RDC : les soignants en première ligne contre Ebola réclament leur dû

Face à une épidémie d’Ebola qui s’aggrave en République démocratique du Congo (RDC), le Conseil international des infirmières (CII) lance un appel urgent aux autorités sanitaires. L’organisation exige la rémunération immédiate des professionnels de santé engagés dans la lutte contre le virus, soulignant que leur engagement met leur vie en danger sans garantie de paiement.

Professionnels de santé en consultation

Une crise sanitaire qui s’enlise

Le 15 mai dernier, la RDC a déclaré sa 17e épidémie d’Ebola, une maladie qui frappe un pays déjà fragilisé par des structures de santé exsangues. Trois mois après le début de l’épidémie, la riposte sanitaire peine à suivre le rythme du virus. Les centres hospitaliers, parmi les plus démunis au monde, manquent cruellement de moyens matériels et financiers.

Howard Catton, directeur général du Conseil international des infirmières, alerte : « On ne peut pas combattre efficacement Ebola sans rémunérer ceux qui risquent leur vie sur le terrain. » Il rappelle que les soignants, souvent exposés sans protection adéquate, n’ont pas perçu leurs salaires depuis deux à trois mois.

Des revendications claires pour les autorités congolaises

Dans un courrier adressé au ministre de la Santé de la RDC, Roger Kamba, le CII formule trois exigences majeures :

  • Versement immédiat des salaires et indemnités de risque impayés aux infirmières et autres professionnels de santé.
  • Garantie de paiements réguliers à l’avenir pour éviter de nouvelles ruptures de trésorerie.
  • Fourniture d’équipements essentiels : équipements de protection individuelle (EPI), assurances, indemnités, et autres mesures de sécurité.

Howard Catton insiste : « Nos demandes sont simples : payez ce qui est dû, assurez des revenus stables, et protégez ceux qui protègent les autres. »

Une épidémie aux conséquences dramatiques

L’épidémie actuelle est la deuxième plus meurtrière jamais enregistrée en RDC, après celle de 2018-2020 qui avait causé près de 2 300 décès. En seulement trois mois, elle a déjà fait plus de 2 128 morts pour 4 566 cas confirmés, selon les dernières données officielles.

Le variant Bundibugyo, responsable de cette flambée, ne dispose toujours ni de vaccin ni de traitement spécifique. L’Organisation mondiale de la Santé (OMS) et l’Africa CDC appellent à une mobilisation rapide : seuls 264 millions de dollars sur les 518 millions nécessaires ont été collectés pour le plan de riposte.

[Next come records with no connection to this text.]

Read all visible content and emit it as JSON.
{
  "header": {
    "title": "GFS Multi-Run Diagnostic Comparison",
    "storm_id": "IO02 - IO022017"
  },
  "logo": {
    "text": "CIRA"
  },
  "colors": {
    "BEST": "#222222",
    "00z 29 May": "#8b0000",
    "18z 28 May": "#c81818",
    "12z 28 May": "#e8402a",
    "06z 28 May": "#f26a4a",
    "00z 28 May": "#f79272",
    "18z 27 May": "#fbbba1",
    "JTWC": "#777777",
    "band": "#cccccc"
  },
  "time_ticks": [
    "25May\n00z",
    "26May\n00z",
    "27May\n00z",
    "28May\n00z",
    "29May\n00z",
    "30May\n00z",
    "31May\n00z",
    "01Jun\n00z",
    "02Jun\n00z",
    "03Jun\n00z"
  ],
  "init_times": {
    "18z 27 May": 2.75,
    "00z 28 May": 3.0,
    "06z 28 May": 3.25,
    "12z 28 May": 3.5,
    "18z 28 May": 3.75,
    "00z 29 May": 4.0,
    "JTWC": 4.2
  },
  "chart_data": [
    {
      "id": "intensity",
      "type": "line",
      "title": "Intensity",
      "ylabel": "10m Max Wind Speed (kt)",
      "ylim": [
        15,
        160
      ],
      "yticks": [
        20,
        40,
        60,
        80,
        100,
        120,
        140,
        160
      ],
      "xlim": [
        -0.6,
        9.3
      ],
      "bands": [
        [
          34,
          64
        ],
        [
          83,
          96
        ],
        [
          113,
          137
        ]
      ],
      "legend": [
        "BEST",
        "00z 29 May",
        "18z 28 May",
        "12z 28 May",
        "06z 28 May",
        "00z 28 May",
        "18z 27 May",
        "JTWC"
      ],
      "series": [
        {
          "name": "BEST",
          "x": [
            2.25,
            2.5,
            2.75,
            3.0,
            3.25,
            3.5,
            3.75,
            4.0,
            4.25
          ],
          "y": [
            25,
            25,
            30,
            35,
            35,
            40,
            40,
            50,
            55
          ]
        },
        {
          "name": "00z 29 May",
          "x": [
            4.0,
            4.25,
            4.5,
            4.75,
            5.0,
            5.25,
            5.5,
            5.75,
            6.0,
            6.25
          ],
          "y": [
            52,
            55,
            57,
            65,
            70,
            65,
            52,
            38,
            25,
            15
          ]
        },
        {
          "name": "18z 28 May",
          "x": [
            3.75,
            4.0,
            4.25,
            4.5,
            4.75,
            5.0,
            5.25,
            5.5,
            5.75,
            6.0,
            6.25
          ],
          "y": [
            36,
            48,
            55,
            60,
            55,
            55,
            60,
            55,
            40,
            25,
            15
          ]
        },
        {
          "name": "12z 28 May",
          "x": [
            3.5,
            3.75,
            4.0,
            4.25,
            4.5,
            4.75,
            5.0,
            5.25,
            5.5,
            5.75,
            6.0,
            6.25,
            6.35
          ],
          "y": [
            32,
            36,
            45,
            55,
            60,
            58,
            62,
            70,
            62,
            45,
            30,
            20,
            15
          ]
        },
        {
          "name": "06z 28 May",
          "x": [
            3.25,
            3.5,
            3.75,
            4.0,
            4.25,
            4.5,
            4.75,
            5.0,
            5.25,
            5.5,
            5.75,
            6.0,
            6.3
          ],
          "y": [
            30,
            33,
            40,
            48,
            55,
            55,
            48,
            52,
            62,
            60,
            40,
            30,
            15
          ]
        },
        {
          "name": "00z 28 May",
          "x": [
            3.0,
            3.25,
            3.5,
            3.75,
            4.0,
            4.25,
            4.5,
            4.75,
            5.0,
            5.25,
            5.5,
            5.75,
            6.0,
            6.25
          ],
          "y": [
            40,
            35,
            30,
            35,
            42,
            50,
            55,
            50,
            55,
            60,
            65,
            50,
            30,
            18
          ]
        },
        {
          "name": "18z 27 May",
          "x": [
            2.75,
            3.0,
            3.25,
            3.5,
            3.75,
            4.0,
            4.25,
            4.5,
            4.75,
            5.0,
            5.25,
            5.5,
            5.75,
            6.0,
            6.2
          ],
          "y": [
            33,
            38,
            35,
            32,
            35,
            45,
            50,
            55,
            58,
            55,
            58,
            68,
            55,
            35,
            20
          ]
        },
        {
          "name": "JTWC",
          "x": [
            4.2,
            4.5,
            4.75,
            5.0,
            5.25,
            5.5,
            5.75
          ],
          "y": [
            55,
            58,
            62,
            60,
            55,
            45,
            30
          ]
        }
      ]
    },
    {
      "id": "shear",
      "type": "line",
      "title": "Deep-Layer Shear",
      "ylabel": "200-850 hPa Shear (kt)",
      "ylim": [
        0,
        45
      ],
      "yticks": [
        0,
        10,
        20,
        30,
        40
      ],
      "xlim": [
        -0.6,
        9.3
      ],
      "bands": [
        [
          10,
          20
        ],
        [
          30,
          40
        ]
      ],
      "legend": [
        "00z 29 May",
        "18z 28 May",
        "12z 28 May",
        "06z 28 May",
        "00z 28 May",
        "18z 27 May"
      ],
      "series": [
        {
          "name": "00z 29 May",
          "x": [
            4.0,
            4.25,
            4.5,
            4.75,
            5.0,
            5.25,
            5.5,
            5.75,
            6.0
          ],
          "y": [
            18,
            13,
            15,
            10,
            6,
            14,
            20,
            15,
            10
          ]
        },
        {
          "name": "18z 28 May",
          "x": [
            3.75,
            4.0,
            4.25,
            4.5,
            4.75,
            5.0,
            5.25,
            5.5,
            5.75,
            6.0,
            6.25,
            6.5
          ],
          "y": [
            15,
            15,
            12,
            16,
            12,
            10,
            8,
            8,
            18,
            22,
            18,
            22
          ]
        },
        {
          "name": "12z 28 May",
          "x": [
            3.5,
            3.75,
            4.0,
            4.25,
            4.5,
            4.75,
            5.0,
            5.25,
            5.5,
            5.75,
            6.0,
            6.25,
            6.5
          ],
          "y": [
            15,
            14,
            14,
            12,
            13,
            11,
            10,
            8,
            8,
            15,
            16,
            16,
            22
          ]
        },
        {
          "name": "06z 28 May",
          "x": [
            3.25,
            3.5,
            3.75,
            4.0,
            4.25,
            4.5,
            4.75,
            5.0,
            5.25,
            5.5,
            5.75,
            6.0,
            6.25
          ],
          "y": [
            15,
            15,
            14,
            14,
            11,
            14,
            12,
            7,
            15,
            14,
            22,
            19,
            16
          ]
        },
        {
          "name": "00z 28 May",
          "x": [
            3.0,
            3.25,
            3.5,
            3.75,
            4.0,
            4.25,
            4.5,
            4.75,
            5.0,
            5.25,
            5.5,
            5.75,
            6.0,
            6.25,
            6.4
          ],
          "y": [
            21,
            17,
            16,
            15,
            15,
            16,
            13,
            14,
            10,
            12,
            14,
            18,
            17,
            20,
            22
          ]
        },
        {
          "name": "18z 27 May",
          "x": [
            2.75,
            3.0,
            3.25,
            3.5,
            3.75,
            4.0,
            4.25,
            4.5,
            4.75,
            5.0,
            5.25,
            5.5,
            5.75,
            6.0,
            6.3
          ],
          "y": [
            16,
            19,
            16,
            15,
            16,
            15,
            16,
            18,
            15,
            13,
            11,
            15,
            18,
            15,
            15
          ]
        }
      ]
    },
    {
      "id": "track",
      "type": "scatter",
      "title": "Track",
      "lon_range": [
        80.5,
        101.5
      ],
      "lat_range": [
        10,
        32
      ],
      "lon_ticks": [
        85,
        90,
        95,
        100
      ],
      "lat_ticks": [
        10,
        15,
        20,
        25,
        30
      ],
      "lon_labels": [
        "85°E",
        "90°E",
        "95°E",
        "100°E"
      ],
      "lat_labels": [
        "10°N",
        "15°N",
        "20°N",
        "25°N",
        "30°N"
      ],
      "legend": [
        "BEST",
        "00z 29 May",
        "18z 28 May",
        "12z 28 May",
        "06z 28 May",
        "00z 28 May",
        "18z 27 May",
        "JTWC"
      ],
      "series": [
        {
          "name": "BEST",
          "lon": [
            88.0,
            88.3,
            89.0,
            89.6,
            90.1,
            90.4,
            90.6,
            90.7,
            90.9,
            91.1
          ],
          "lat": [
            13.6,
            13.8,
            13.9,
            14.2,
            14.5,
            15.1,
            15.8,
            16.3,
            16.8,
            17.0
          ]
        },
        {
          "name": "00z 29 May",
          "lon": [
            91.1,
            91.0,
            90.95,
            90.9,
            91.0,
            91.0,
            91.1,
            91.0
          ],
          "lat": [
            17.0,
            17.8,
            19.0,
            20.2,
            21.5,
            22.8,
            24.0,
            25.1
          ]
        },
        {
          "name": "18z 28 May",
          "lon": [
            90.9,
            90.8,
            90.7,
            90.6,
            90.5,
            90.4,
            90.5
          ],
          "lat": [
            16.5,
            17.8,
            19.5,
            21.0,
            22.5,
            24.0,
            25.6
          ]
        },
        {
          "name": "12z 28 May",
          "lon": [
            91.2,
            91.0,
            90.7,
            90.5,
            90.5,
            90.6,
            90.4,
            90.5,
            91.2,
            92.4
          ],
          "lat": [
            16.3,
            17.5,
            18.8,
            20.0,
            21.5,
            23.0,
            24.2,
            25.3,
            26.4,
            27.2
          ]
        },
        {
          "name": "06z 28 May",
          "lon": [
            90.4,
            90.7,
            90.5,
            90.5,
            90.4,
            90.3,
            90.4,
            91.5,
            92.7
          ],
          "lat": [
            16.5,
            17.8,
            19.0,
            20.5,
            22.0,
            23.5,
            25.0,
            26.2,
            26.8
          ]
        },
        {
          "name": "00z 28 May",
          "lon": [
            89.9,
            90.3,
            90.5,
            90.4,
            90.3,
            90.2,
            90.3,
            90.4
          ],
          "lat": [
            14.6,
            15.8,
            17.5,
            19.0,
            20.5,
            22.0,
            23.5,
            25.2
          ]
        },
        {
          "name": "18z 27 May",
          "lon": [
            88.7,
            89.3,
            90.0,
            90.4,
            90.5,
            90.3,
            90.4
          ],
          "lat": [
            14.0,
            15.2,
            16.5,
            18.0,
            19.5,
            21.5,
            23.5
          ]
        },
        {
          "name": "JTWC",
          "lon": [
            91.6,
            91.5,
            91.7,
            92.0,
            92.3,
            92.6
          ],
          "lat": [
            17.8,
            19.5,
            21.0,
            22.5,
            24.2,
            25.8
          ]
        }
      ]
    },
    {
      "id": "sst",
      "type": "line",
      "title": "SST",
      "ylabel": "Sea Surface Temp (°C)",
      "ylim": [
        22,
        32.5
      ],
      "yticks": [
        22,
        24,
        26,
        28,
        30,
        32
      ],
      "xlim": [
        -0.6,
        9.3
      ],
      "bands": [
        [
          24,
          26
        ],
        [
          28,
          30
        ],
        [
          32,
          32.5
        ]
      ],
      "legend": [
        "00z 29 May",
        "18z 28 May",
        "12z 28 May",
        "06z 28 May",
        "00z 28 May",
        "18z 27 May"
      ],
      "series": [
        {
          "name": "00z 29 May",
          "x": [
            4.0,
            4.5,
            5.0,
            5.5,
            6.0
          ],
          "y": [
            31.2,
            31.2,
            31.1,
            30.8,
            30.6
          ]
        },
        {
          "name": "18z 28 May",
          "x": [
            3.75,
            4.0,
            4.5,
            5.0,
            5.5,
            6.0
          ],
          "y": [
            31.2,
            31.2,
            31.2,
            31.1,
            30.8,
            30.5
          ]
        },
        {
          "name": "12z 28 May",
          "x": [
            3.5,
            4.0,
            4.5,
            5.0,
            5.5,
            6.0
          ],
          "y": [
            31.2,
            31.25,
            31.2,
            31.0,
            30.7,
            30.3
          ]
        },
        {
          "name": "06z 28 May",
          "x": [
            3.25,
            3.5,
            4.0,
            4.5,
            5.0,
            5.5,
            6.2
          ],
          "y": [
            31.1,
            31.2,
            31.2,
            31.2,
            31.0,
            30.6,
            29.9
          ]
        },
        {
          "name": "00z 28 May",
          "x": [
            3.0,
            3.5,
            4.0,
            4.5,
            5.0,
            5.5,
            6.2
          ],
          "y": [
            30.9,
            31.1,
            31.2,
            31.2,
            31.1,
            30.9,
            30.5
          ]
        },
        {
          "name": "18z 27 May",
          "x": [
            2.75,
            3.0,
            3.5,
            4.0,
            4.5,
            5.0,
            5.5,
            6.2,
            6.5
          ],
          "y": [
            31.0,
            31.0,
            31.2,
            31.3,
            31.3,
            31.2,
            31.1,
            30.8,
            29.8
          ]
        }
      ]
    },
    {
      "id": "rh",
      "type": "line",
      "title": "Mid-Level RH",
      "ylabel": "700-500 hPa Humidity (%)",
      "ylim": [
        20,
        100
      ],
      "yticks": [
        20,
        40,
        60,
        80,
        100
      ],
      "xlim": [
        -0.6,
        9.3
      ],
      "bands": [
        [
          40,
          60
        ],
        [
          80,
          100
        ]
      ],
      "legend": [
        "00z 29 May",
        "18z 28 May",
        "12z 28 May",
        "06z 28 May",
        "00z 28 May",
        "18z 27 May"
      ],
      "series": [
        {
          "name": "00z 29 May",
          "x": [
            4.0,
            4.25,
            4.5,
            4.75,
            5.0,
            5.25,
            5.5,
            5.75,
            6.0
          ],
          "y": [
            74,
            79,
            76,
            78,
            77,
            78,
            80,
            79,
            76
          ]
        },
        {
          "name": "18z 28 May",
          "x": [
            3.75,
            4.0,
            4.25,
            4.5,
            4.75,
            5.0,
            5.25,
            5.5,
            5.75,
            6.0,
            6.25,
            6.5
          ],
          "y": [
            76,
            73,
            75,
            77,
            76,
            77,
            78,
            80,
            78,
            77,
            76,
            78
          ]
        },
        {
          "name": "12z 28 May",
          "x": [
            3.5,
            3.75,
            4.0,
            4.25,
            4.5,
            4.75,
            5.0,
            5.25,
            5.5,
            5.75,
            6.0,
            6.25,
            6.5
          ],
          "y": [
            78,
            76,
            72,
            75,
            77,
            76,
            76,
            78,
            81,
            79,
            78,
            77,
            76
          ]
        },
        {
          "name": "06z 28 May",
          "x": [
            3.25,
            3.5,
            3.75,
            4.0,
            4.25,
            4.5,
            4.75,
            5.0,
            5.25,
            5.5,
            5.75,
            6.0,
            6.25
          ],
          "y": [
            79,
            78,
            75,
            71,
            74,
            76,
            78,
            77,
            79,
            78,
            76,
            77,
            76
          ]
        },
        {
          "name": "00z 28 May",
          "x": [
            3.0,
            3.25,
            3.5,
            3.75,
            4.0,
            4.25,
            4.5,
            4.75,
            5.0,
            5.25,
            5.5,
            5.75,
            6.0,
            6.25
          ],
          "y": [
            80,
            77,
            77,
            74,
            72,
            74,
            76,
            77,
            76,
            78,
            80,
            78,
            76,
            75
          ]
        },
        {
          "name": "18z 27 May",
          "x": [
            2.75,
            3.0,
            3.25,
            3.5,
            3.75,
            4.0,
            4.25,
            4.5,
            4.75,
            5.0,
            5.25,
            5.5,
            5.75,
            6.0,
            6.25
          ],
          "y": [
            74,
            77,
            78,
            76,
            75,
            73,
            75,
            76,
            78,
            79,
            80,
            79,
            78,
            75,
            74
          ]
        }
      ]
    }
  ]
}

Tedros Adhanom Ghebreyesus, directeur général de l’OMS, met en garde : « Au rythme actuel, cette épidémie pourrait dépasser celle d’Afrique de l’Ouest entre 2014 et 2016. »

Un espoir avec le vaccin Ervebo

En attendant une solution ciblée, l’OMS propose d’utiliser le vaccin Ervebo, homologué contre la souche Zaïre du virus, pour organiser un essai clinique en RDC. Vasee Moorthy, responsable du programme Recherche & Développement de l’OMS, confirme : « Un protocole est en cours de finalisation pour validation par les autorités congolaises. »

Cette initiative pourrait marquer un tournant dans la lutte contre le virus, mais elle dépendra aussi des moyens alloués à la riposte sanitaire.